Executive files lawsuit alleging additional benefits due under SERP. In response, Duncan brought suit in Federal District Court against BCI based on the alleged negligent misrepresentation in the January 1, 2008 statement. Duncan alleged that he was induced to volunteer for retirement or a termination from LP because the benefit statement, as he had understood it, indicated that he was entitled to receive a significantly higher SERP than actually paid.

Duncan argued that the release in the Separation Agreement unambiguously excepted claims pertaining to LP Credit Union’s employee benefit plans and, in the alternative, such a release would violate Sections 410(a) and 510 of the Employee Retirement Income Security Act of 1974, as amended (“ERISA”). Section 410(a) provides that any provision in any agreement which purports to relieve a fiduciary from responsibility of liability under ERISA is void against public policy.

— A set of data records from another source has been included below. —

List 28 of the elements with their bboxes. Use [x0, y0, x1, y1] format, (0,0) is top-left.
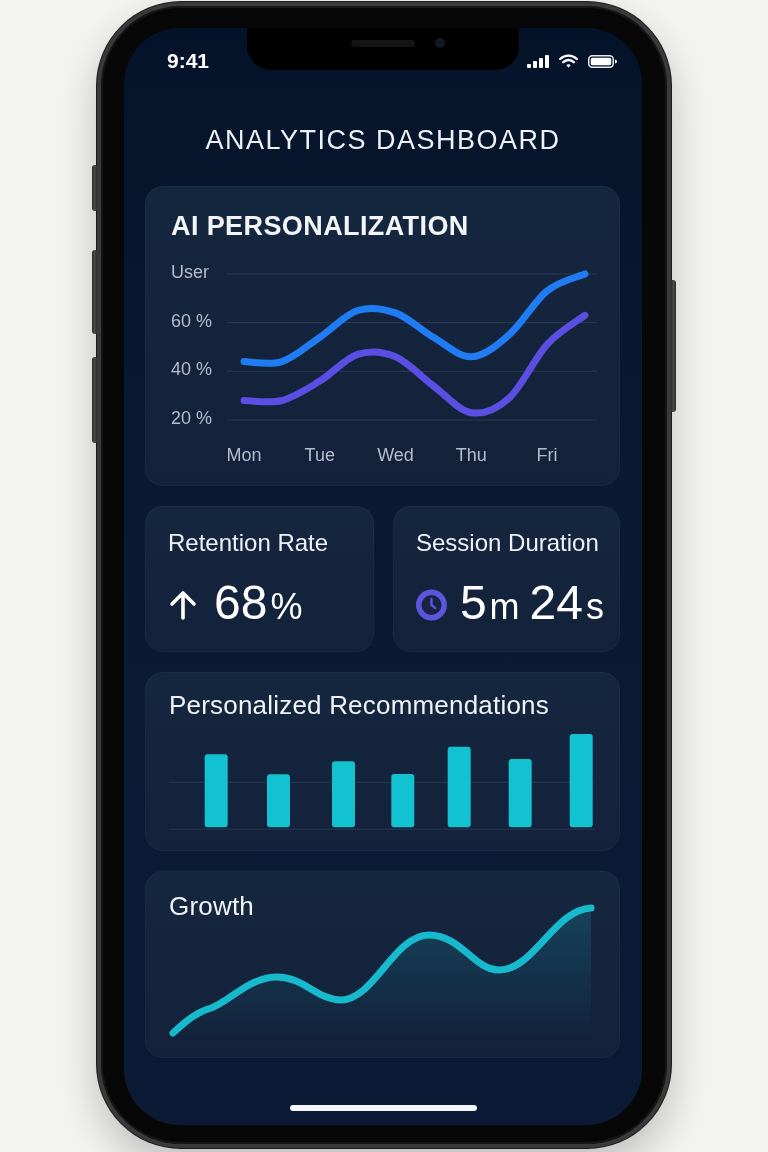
chart-bar [267, 774, 290, 828]
axis-label: 60 % [171, 310, 213, 331]
wifi-icon [559, 54, 578, 68]
card-title: AI PERSONALIZATION [171, 211, 470, 241]
signal-icon [527, 54, 549, 68]
axis-label: Fri [536, 445, 558, 465]
axis-label: Mon [226, 445, 262, 465]
stat-label: Retention Rate [168, 529, 330, 557]
status-time: 9:41 [167, 48, 210, 74]
stat-value: 68% [214, 578, 303, 631]
card-title: Personalized Recommendations [169, 690, 550, 720]
axis-label: Wed [377, 445, 414, 465]
dashboard-title: ANALYTICS DASHBOARD [204, 125, 562, 155]
axis-label: Tue [304, 445, 335, 465]
stat-value: 5m 24s [459, 578, 604, 631]
card-title: Growth [169, 891, 254, 921]
arrow-up-icon [168, 590, 198, 620]
battery-icon [588, 54, 617, 68]
axis-label: User [171, 262, 209, 282]
stat-label: Session Duration [416, 529, 600, 557]
axis-label: Thu [455, 445, 487, 465]
axis-label: 40 % [171, 359, 213, 380]
side-key-drawing [92, 165, 97, 211]
chart-bar [391, 774, 415, 828]
chart-bar [508, 759, 532, 828]
axis-label: 20 % [171, 408, 213, 428]
camera-icon [435, 38, 445, 48]
chart-bar [332, 761, 355, 828]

Section 510 generally prevents interference with an employee’s pension rights.

How does the court see it? The Court first noted that a release of rights under ERISA must be clear and unmistakable and, therefore, ERISA waivers require closer scrutiny than waivers of general contract claims. However, the Court noted that the provisions of the Separation Agreement relating to the governing nature of the terms of the SERP with respect to Duncan’s employee benefits did not have any effect on a claim for negligent misrepresentation because such a claim is one under state tort law and not a claim for “accrued benefits and rights under LP [Credit Union]’s employee benefit plans” which would have implicated the employee benefits language in the Separation Agreement. This fact was made clear by the fact that Duncan did not sue BCI seeking benefits in accordance with the written terms of the SERP; rather, the suit dealt with the alleged misrepresentations in the benefit statement.

As a result, the Court found that Duncan’s claim for negligent misrepresentation was waived by the release provision of the Separation Agreement. The Court noted that the obvious intent of this provision was to release any causes of action Duncan may have had against LP Credit Union and its agents, including BCI, except for causes of action for benefits, in exchange for the severance payment. Accordingly, the Court granted BCI’s motion for summary judgment and Duncan’s claim was dismissed.